In front of Berlin’s Rotes Rathaus (Red City Hall), the seat of the city’s mayor, nearly 400 men—many of them reportedly Syrian refugees—publicly celebrated the recent massacres committed against the Druze community in Syria. Eyewitnesses report that chants included “Out with the Druze!” and “Today we liberate Suweida, we will break the Druze,” along with calls for rape, murder, and ethnic cleansing. Although 65 police officers were present at the scene, they did not intervene.
The NGO Democ, which monitors extremist activity, also reported antisemitic chants such as “Bring the Israeli flag so we can burn it!” Many of the slogans were later disseminated by the demonstrators themselves on social media. Democ director Linus Kebba Pook sharply criticized the authorities, saying, “In other protests, the police use interpreters to detect incitement to hatred. Why not here?”

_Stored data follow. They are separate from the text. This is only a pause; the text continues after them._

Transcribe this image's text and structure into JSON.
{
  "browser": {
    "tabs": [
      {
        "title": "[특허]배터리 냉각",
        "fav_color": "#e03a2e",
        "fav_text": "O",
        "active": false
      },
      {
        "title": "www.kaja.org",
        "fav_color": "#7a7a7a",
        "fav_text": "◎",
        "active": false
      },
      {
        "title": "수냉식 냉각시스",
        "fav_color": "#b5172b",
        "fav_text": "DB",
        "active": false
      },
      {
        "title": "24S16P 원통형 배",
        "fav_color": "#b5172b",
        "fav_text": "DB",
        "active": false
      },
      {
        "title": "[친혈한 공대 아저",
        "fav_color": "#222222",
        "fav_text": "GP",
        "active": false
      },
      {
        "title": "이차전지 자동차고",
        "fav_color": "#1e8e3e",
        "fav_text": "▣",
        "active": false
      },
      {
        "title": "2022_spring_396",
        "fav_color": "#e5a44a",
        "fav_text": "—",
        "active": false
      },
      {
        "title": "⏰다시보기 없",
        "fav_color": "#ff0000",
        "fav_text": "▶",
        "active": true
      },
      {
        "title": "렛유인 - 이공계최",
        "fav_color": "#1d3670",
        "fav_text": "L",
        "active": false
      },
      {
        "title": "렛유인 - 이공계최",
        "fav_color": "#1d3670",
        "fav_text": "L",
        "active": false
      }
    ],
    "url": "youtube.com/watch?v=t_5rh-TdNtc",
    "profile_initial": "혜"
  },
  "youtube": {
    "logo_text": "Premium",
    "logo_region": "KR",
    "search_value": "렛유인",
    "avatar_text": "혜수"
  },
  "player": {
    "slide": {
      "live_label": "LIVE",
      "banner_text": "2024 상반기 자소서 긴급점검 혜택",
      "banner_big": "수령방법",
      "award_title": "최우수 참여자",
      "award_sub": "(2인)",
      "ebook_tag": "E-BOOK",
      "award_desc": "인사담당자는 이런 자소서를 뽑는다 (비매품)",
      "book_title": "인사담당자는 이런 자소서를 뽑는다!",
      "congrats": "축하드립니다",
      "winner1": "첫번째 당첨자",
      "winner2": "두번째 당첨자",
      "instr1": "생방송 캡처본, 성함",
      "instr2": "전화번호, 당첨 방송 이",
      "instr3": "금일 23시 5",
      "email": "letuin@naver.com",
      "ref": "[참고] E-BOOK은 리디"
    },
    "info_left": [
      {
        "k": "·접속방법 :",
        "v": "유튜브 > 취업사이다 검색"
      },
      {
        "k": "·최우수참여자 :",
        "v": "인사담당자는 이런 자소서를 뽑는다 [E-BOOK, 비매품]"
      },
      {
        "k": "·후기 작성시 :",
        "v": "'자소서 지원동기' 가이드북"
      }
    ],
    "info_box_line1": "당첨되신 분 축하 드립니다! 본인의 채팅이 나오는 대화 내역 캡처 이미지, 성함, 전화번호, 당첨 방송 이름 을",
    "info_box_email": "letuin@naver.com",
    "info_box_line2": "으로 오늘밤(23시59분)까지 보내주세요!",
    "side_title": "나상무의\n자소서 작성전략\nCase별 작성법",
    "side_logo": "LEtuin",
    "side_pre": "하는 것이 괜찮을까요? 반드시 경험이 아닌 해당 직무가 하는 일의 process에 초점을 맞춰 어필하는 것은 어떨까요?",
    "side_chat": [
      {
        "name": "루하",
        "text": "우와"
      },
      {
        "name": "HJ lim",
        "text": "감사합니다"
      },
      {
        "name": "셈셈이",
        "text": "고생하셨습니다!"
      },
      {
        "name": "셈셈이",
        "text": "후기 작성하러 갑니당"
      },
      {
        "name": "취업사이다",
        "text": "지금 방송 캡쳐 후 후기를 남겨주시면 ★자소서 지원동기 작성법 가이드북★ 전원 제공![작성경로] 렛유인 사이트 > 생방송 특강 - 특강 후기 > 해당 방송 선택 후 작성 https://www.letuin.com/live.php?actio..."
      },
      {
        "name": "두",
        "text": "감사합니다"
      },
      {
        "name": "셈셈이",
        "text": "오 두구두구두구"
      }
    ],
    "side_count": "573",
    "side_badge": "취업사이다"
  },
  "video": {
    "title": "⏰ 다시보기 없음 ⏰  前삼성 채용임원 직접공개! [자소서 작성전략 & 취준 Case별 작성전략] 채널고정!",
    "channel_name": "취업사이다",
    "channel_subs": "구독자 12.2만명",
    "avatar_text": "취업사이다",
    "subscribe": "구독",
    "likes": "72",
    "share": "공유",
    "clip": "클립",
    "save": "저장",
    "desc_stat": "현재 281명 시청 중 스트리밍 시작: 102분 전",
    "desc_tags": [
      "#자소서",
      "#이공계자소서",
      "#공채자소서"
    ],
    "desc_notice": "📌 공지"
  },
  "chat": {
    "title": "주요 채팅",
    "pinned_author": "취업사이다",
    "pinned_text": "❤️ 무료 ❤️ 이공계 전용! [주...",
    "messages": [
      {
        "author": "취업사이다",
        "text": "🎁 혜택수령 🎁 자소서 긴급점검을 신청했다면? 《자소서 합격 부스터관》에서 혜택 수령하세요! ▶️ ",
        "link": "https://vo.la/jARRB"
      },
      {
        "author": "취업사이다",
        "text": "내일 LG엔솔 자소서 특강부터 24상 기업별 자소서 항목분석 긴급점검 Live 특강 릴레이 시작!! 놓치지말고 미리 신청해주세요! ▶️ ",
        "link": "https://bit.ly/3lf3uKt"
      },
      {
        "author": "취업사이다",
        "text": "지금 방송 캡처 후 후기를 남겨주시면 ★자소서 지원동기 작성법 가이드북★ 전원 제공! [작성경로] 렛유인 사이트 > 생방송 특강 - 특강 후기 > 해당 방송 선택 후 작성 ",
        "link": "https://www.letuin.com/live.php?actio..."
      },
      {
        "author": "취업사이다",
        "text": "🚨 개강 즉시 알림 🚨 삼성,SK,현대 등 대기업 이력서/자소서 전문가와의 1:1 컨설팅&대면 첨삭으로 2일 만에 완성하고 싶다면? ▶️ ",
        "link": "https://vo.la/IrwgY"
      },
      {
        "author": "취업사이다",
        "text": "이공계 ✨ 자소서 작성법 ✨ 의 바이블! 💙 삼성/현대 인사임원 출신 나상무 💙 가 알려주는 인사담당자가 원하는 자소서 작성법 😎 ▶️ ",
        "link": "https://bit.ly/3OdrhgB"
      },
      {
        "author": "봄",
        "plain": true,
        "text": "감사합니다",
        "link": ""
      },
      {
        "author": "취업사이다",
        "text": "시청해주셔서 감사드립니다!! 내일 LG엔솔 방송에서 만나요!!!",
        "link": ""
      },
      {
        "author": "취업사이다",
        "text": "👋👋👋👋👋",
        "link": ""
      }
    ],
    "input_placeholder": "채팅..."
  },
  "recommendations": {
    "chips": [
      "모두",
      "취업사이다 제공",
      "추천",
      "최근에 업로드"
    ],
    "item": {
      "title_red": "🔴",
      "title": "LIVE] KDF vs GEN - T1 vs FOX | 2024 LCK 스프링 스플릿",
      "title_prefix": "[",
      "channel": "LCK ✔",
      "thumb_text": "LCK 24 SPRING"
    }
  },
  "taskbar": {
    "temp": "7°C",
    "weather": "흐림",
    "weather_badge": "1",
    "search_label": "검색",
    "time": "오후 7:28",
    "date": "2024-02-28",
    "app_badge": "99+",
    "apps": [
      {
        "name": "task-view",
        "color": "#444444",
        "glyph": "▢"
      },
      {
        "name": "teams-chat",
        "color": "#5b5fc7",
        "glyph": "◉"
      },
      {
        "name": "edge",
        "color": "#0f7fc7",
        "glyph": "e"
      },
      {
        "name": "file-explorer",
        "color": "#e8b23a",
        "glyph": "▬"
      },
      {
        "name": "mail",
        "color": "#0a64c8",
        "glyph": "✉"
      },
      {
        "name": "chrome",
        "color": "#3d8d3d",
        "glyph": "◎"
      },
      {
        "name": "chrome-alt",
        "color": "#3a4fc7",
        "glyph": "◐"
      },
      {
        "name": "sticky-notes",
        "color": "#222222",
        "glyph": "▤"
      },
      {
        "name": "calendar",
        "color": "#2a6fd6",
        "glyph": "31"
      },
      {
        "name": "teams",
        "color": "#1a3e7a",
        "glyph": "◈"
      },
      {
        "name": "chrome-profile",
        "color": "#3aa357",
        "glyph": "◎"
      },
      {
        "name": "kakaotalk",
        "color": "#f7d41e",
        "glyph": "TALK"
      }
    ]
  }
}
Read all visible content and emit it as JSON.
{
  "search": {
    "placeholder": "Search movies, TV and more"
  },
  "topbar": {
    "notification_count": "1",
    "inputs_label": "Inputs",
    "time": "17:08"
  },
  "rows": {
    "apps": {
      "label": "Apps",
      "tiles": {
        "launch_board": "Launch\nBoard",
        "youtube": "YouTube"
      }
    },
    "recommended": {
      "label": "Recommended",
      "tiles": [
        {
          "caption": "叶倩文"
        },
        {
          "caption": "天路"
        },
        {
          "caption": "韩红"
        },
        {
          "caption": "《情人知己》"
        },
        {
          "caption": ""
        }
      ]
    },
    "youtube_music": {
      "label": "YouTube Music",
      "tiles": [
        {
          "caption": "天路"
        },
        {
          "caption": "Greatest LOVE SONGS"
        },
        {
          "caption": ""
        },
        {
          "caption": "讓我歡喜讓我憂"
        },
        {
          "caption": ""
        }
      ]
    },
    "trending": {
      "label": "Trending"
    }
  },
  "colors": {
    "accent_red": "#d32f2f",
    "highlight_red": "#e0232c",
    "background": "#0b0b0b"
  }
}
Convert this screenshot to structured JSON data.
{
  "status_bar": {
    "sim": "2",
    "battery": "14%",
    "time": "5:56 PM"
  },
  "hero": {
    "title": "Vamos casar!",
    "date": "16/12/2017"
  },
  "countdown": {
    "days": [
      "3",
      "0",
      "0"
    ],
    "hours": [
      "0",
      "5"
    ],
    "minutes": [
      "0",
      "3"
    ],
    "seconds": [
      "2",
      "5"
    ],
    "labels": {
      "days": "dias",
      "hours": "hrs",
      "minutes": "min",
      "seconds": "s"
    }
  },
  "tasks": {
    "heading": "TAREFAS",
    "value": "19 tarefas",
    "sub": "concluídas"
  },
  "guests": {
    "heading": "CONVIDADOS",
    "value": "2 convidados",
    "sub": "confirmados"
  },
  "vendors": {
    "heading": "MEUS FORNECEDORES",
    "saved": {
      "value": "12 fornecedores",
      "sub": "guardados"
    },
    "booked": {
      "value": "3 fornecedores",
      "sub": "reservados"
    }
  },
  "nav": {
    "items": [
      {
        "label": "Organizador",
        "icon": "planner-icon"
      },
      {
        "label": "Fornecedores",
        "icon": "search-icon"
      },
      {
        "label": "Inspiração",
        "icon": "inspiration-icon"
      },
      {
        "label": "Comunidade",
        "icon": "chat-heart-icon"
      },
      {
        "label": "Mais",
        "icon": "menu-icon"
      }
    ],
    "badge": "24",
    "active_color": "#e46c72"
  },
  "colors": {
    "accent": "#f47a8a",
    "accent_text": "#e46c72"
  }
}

The Druze are an indigenous religious minority in the Levant, primarily in Syria, Lebanon, and Israel. Fiercely opposed to radical Islam, they have historically suffered persecution by groups linked to Al Qaeda and the Islamic State. In Suweida, southern Syria, recent reports have documented massacres of Druze civilians by jihadist groups, including abductions, executions, and sexual violence, as reported by the Syrian Observatory for Human Rights and regional media outlets.
According to Eurostat, between 2015 and 2023, Germany received more than 1.2 million Syrians, making it the country with the highest number of Syrian refugees in Europe. France, Sweden, and the Netherlands have also admitted tens of thousands. While many did flee war, jihadist networks, Salafist agitators, and sectarian militants were also among those entering Europe unvetted.
Germany’s Kurdish community has sounded the alarm over growing Islamist and nationalist networks within the Arab and Turkish diasporas, which often promote openly anti-democratic and anti-Kurdish ideologies. Psychologist Ahmad Mansour described the events in Berlin as “a confession of failure” by the German state. Imam Seyran Ateş went further: “These people were sent to Europe to deliberately sow chaos and spread their ideology. Their goal is to Islamize Europe.”
What happened in Berlin is not an isolated incident. It is the reflection of a Europe that, in the name of tolerance, has imported threats that now manifest not at the borders, but in the heart of its capitals.